Senator TUNNEY. Yes. Senator Ervin's question:
Don't you agree with me that any surveillance which would have the effect of stifling such activities would violate those constitutional rights?
And your answer:
No, I do not.

Mr. REHNQUIST. I am not sure I do agree with that now. I am inclined to think that it is a fact question and I was perhaps resolving the fact question in my own mind on the basis of the line of inquiry that Senator Hart made yesterday, where thousands of people came, knowing there was going to be such surveillance, on the basis of Judge Austin's decision in Chicago, where he found as a fact that there was no stifling effect.

I do not think I would want to categorically say that such surveillance could not have a stifling effect. I think I would treat it as a question of fact.

Senator TUNNEY. I appreciate your answer. Senator Ervin then went on to say, Question:
Don't you think a serious constitutional question arises where any government agency undertakes to place people under surveillance for exercising their first amendment rights?
Your answer: "When you go further and say, 'Isn't a serious constitutional question involved,' I am inclined to think not, as I said last week."

Mr.

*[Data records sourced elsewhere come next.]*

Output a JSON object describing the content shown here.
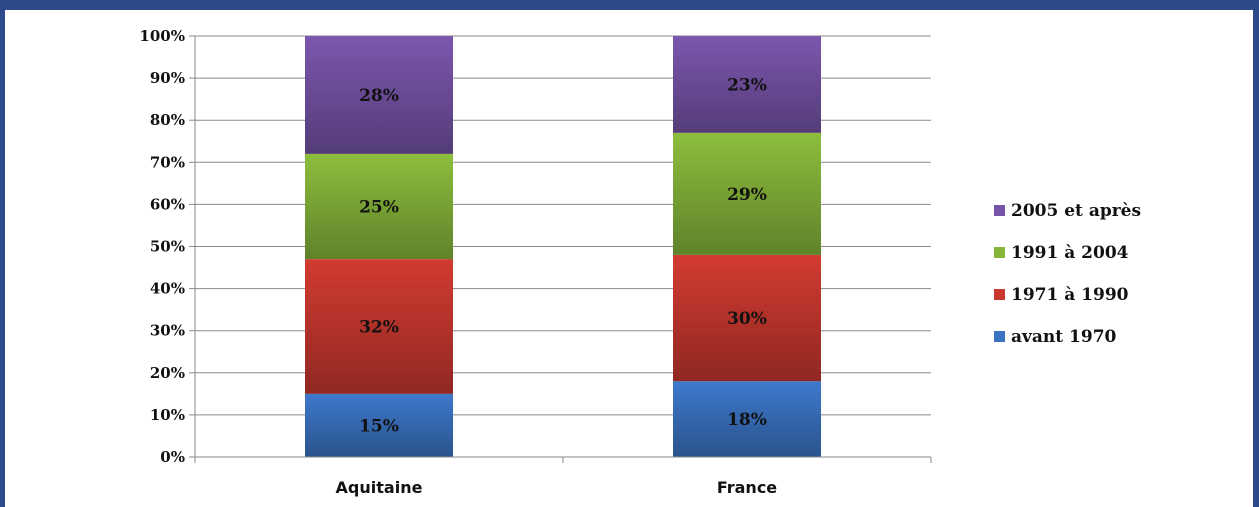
{
  "chart_data": {
    "type": "bar",
    "stacked": true,
    "categories": [
      "Aquitaine",
      "France"
    ],
    "series": [
      {
        "name": "avant 1970",
        "values": [
          15,
          18
        ],
        "color": "#3b73c2"
      },
      {
        "name": "1971 à 1990",
        "values": [
          32,
          30
        ],
        "color": "#c8382f"
      },
      {
        "name": "1991 à 2004",
        "values": [
          25,
          29
        ],
        "color": "#86b53a"
      },
      {
        "name": "2005 et après",
        "values": [
          28,
          23
        ],
        "color": "#7553a6"
      }
    ],
    "data_labels": [
      [
        "15%",
        "18%"
      ],
      [
        "32%",
        "30%"
      ],
      [
        "25%",
        "29%"
      ],
      [
        "28%",
        "23%"
      ]
    ],
    "yticks": [
      "0%",
      "10%",
      "20%",
      "30%",
      "40%",
      "50%",
      "60%",
      "70%",
      "80%",
      "90%",
      "100%"
    ],
    "ylim": [
      0,
      100
    ],
    "grid": true,
    "legend": {
      "placement": "right",
      "order": [
        "2005 et après",
        "1991 à 2004",
        "1971 à 1990",
        "avant 1970"
      ]
    },
    "frame_color": "#2f4a8a"
  }
}
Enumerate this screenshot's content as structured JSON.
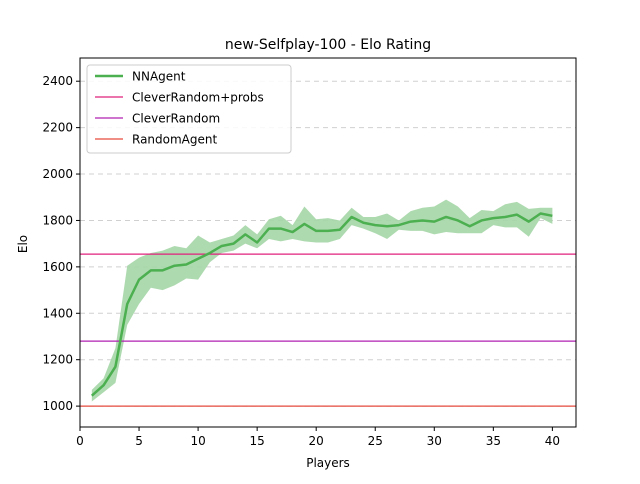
{
  "chart_data": {
    "type": "line",
    "title": "new-Selfplay-100 - Elo Rating",
    "xlabel": "Players",
    "ylabel": "Elo",
    "xlim": [
      0,
      42
    ],
    "ylim": [
      910,
      2500
    ],
    "xticks": [
      0,
      5,
      10,
      15,
      20,
      25,
      30,
      35,
      40
    ],
    "yticks": [
      1000,
      1200,
      1400,
      1600,
      1800,
      2000,
      2200,
      2400
    ],
    "grid": "horizontal-dashed",
    "legend_position": "top-left",
    "series": [
      {
        "name": "NNAgent",
        "color": "#4caf50",
        "band_color": "#a5d6a7",
        "x": [
          1,
          2,
          3,
          4,
          5,
          6,
          7,
          8,
          9,
          10,
          11,
          12,
          13,
          14,
          15,
          16,
          17,
          18,
          19,
          20,
          21,
          22,
          23,
          24,
          25,
          26,
          27,
          28,
          29,
          30,
          31,
          32,
          33,
          34,
          35,
          36,
          37,
          38,
          39,
          40
        ],
        "y": [
          1045,
          1090,
          1170,
          1440,
          1545,
          1585,
          1585,
          1605,
          1610,
          1635,
          1660,
          1690,
          1700,
          1740,
          1705,
          1765,
          1765,
          1750,
          1785,
          1755,
          1755,
          1760,
          1815,
          1790,
          1780,
          1775,
          1780,
          1795,
          1800,
          1795,
          1815,
          1800,
          1775,
          1800,
          1810,
          1815,
          1825,
          1795,
          1830,
          1820
        ],
        "lower": [
          1020,
          1060,
          1100,
          1350,
          1440,
          1510,
          1500,
          1520,
          1550,
          1545,
          1620,
          1660,
          1670,
          1700,
          1680,
          1720,
          1710,
          1720,
          1710,
          1705,
          1705,
          1720,
          1780,
          1765,
          1745,
          1720,
          1760,
          1755,
          1755,
          1740,
          1750,
          1745,
          1745,
          1745,
          1780,
          1770,
          1770,
          1730,
          1810,
          1785
        ],
        "upper": [
          1070,
          1120,
          1250,
          1605,
          1640,
          1660,
          1670,
          1690,
          1680,
          1735,
          1705,
          1720,
          1735,
          1780,
          1740,
          1805,
          1820,
          1780,
          1860,
          1805,
          1810,
          1800,
          1855,
          1815,
          1815,
          1830,
          1800,
          1840,
          1855,
          1860,
          1890,
          1860,
          1810,
          1845,
          1840,
          1870,
          1880,
          1850,
          1855,
          1855
        ]
      },
      {
        "name": "CleverRandom+probs",
        "color": "#e0207c",
        "type": "hline",
        "y": 1655
      },
      {
        "name": "CleverRandom",
        "color": "#b020b0",
        "type": "hline",
        "y": 1280
      },
      {
        "name": "RandomAgent",
        "color": "#e64a3c",
        "type": "hline",
        "y": 1000
      }
    ]
  }
}
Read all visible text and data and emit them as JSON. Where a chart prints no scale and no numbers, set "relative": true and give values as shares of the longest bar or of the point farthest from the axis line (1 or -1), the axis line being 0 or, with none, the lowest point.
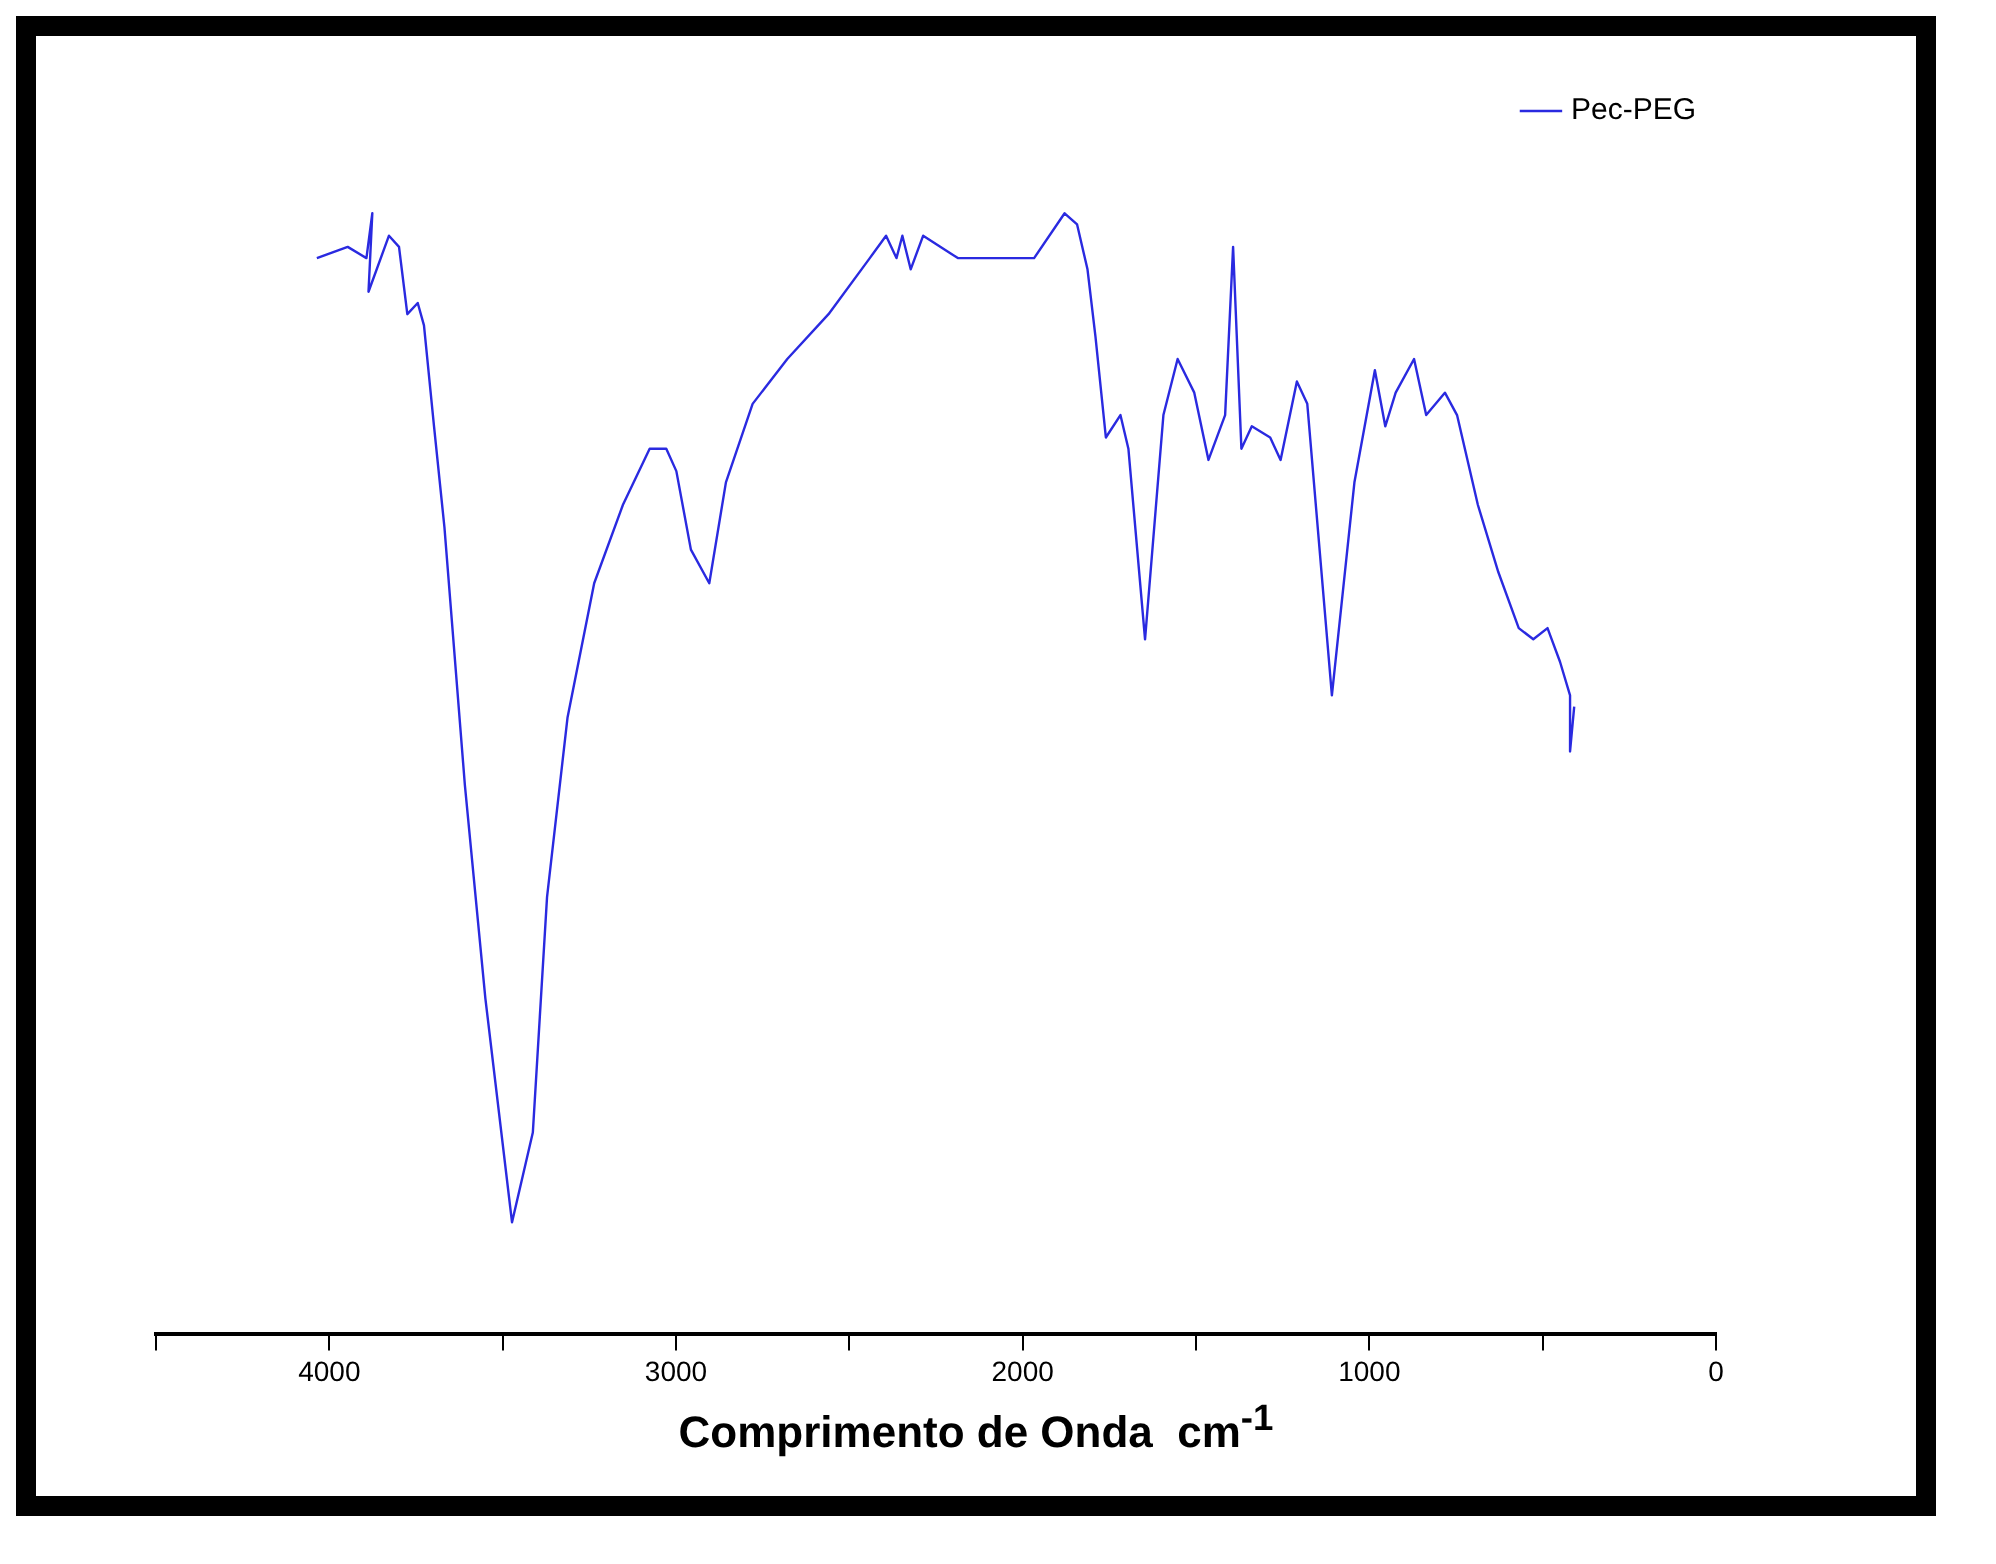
{
  "chart_data": {
    "type": "line",
    "relative": true,
    "xlabel": "Comprimento de Onda  cm$^{-1}$",
    "xlim": [
      4500,
      0
    ],
    "xticks": [
      {
        "value": 4500,
        "label": null
      },
      4000,
      {
        "value": 3500,
        "label": null
      },
      3000,
      {
        "value": 2500,
        "label": null
      },
      2000,
      {
        "value": 1500,
        "label": null
      },
      1000,
      {
        "value": 500,
        "label": null
      },
      0
    ],
    "legend": "top right",
    "grid": false,
    "series": [
      {
        "name": "Pec-PEG",
        "color": "#2a2ae0",
        "x": [
          4036,
          3947,
          3893,
          3876,
          3887,
          3828,
          3799,
          3775,
          3745,
          3727,
          3698,
          3668,
          3609,
          3550,
          3473,
          3413,
          3372,
          3313,
          3236,
          3153,
          3076,
          3028,
          2999,
          2957,
          2904,
          2856,
          2779,
          2679,
          2560,
          2441,
          2394,
          2364,
          2347,
          2323,
          2287,
          2187,
          1967,
          1879,
          1843,
          1813,
          1790,
          1760,
          1718,
          1695,
          1647,
          1594,
          1553,
          1505,
          1464,
          1416,
          1393,
          1369,
          1339,
          1286,
          1256,
          1209,
          1179,
          1108,
          1043,
          984,
          954,
          924,
          871,
          836,
          782,
          747,
          687,
          628,
          569,
          527,
          486,
          450,
          421,
          421,
          409
        ],
        "values": [
          0.96,
          0.97,
          0.96,
          1.0,
          0.93,
          0.98,
          0.97,
          0.91,
          0.92,
          0.9,
          0.81,
          0.72,
          0.49,
          0.3,
          0.1,
          0.18,
          0.39,
          0.55,
          0.67,
          0.74,
          0.79,
          0.79,
          0.77,
          0.7,
          0.67,
          0.76,
          0.83,
          0.87,
          0.91,
          0.96,
          0.98,
          0.96,
          0.98,
          0.95,
          0.98,
          0.96,
          0.96,
          1.0,
          0.99,
          0.95,
          0.89,
          0.8,
          0.82,
          0.79,
          0.62,
          0.82,
          0.87,
          0.84,
          0.78,
          0.82,
          0.97,
          0.79,
          0.81,
          0.8,
          0.78,
          0.85,
          0.83,
          0.57,
          0.76,
          0.86,
          0.81,
          0.84,
          0.87,
          0.82,
          0.84,
          0.82,
          0.74,
          0.68,
          0.63,
          0.62,
          0.63,
          0.6,
          0.57,
          0.52,
          0.56
        ]
      }
    ]
  }
}
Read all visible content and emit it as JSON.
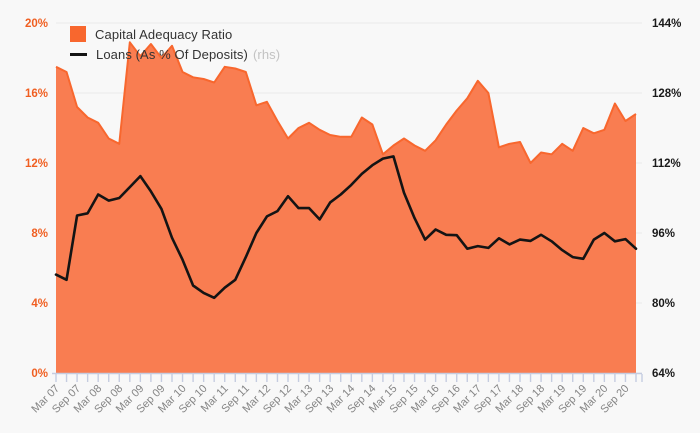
{
  "legend": {
    "items": [
      {
        "label": "Capital Adequacy Ratio",
        "type": "area"
      },
      {
        "label": "Loans (As % Of Deposits)",
        "suffix": "(rhs)",
        "type": "line"
      }
    ]
  },
  "axes": {
    "left": {
      "ticks": [
        "20%",
        "16%",
        "12%",
        "8%",
        "4%",
        "0%"
      ],
      "color": "#F05F22"
    },
    "right": {
      "ticks": [
        "144%",
        "128%",
        "112%",
        "96%",
        "80%",
        "64%"
      ],
      "color": "#1a1a1a"
    },
    "x": {
      "label_every_n_points": 2,
      "color": "#858585"
    }
  },
  "chart_data": {
    "type": "area+line",
    "title": "",
    "x": [
      "Mar 07",
      "Jun 07",
      "Sep 07",
      "Dec 07",
      "Mar 08",
      "Jun 08",
      "Sep 08",
      "Dec 08",
      "Mar 09",
      "Jun 09",
      "Sep 09",
      "Dec 09",
      "Mar 10",
      "Jun 10",
      "Sep 10",
      "Dec 10",
      "Mar 11",
      "Jun 11",
      "Sep 11",
      "Dec 11",
      "Mar 12",
      "Jun 12",
      "Sep 12",
      "Dec 12",
      "Mar 13",
      "Jun 13",
      "Sep 13",
      "Dec 13",
      "Mar 14",
      "Jun 14",
      "Sep 14",
      "Dec 14",
      "Mar 15",
      "Jun 15",
      "Sep 15",
      "Dec 15",
      "Mar 16",
      "Jun 16",
      "Sep 16",
      "Dec 16",
      "Mar 17",
      "Jun 17",
      "Sep 17",
      "Dec 17",
      "Mar 18",
      "Jun 18",
      "Sep 18",
      "Dec 18",
      "Mar 19",
      "Jun 19",
      "Sep 19",
      "Dec 19",
      "Mar 20",
      "Jun 20",
      "Sep 20",
      "Dec 20"
    ],
    "x_tick_labels": [
      "Mar 07",
      "Sep 07",
      "Mar 08",
      "Sep 08",
      "Mar 09",
      "Sep 09",
      "Mar 10",
      "Sep 10",
      "Mar 11",
      "Sep 11",
      "Mar 12",
      "Sep 12",
      "Mar 13",
      "Sep 13",
      "Mar 14",
      "Sep 14",
      "Mar 15",
      "Sep 15",
      "Mar 16",
      "Sep 16",
      "Mar 17",
      "Sep 17",
      "Mar 18",
      "Sep 18",
      "Mar 19",
      "Sep 19",
      "Mar 20",
      "Sep 20"
    ],
    "series": [
      {
        "name": "Capital Adequacy Ratio",
        "type": "area",
        "axis": "left",
        "fill": "#F97D51",
        "stroke": "#F8672E",
        "values": [
          17.5,
          17.2,
          15.2,
          14.6,
          14.3,
          13.4,
          13.1,
          18.9,
          18.1,
          18.8,
          18.0,
          18.7,
          17.2,
          16.9,
          16.8,
          16.6,
          17.5,
          17.4,
          17.2,
          15.3,
          15.5,
          14.4,
          13.4,
          14.0,
          14.3,
          13.9,
          13.6,
          13.5,
          13.5,
          14.6,
          14.2,
          12.5,
          13.0,
          13.4,
          13.0,
          12.7,
          13.3,
          14.2,
          15.0,
          15.7,
          16.7,
          16.0,
          12.9,
          13.1,
          13.2,
          12.0,
          12.6,
          12.5,
          13.1,
          12.7,
          14.0,
          13.7,
          13.9,
          15.4,
          14.4,
          14.8
        ]
      },
      {
        "name": "Loans (As % Of Deposits)",
        "type": "line",
        "axis": "right",
        "stroke": "#141414",
        "values": [
          86.5,
          85.3,
          100.0,
          100.5,
          104.8,
          103.4,
          104.0,
          106.5,
          109.0,
          105.5,
          101.5,
          94.9,
          89.9,
          84.0,
          82.3,
          81.2,
          83.5,
          85.3,
          90.5,
          96.0,
          99.8,
          101.0,
          104.4,
          101.7,
          101.7,
          99.1,
          103.0,
          104.8,
          107.0,
          109.5,
          111.5,
          113.0,
          113.5,
          105.2,
          99.4,
          94.5,
          96.8,
          95.6,
          95.5,
          92.4,
          93.0,
          92.6,
          94.8,
          93.4,
          94.5,
          94.2,
          95.6,
          94.1,
          92.1,
          90.5,
          90.1,
          94.5,
          96.0,
          94.1,
          94.6,
          92.4
        ]
      }
    ],
    "ylim_left": [
      0,
      20
    ],
    "ylim_right": [
      64,
      144
    ],
    "grid": true,
    "legend_position": "top-left"
  },
  "colors": {
    "background": "#f8f8f8",
    "gridline": "#eaeaea",
    "axis_tick": "#c5cce0"
  }
}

REHNQUIST. The question being whether surveillance
Senator TUNNEY. Surveillance, yes.
"Don't you think a serious constitutional question arises where any government agency undertakes to place people under surveillance for exercising their first amendment rights?" and your answer was, "when you go further and say, 'Isn't a serious constitutional question involved,' I am inclined to think now, as I said last week."

Mr. REHNQUIST. Again, assuming that in fact the surveillance efforts have no chilling effect, I would stand by that answer, I think, again as a spokesman for the Department.

Senator TUNNEY. You don't think a serious constitutional question would arise putting people under surveillance for exercising their constitutional right of free speech?

Mr. REHNQUIST. In the absence of a causative connection between some sort of chilling effect and the surveillance itself, that was the position I took for the Department, and I believe it would be a reasonable one.

Senator TUNNEY. When you say in the absence of a chilling effect, I think you have eliminated the problem.
The question is wouldn't the surveillance have a chilling effect, and wouldn't that in effect raise the constitutional problems, and your answer was "I believe I am inclined to think not."

Mr. REHNQUIST. Well, I don't think the question was phrased that way.

Senator TUNNEY. Well----

Mr. REHNQUIST. Given the factual assumption of a chilling effect, then I would want to reserve judgment.

Senator TUNNEY. In other words, you think there could be a chilling effect?

Mr. REHNQUIST. Yes, sir; as in a Chicago type of case, I do.

Senator HRUSKA. Would the Senator yield?

Senator TUNNEY. Yes.

Senator HRUSKA. Yesterday you told us about a judge who thought that the force following those who were being under surveillance would have presumably a chilling effect if they were immediately behind those that were subject to the surveillance, but if there was an intervening force, that no longer would be true. Would that be a more specific fact upon which you could predicate your answer?

Mr. REHNQUIST. That is the type of fact situation I would want to know before attempting to answer yes or no on the existence of a chilling effect.

Senator TUNNEY. Senator Ervin went on to question you and said, "Is it your position the Government could take somebody and put somebody—I believe it is called a tail on me—-and this man could walk around and follow me everywhere I went, and because he didn't compel me to go to those places and just observe me, that I would have no legal remedy?" And your answer, "As I have said yes before, I think it is a waste of the taxpayers' money, it is an inappropriate function of.the executive branch, I don't think it raises a first amendment violation."

Mr. REHNQUIST. Subject to the qualification I gave to my previous answer to your question, I would stand by that statement.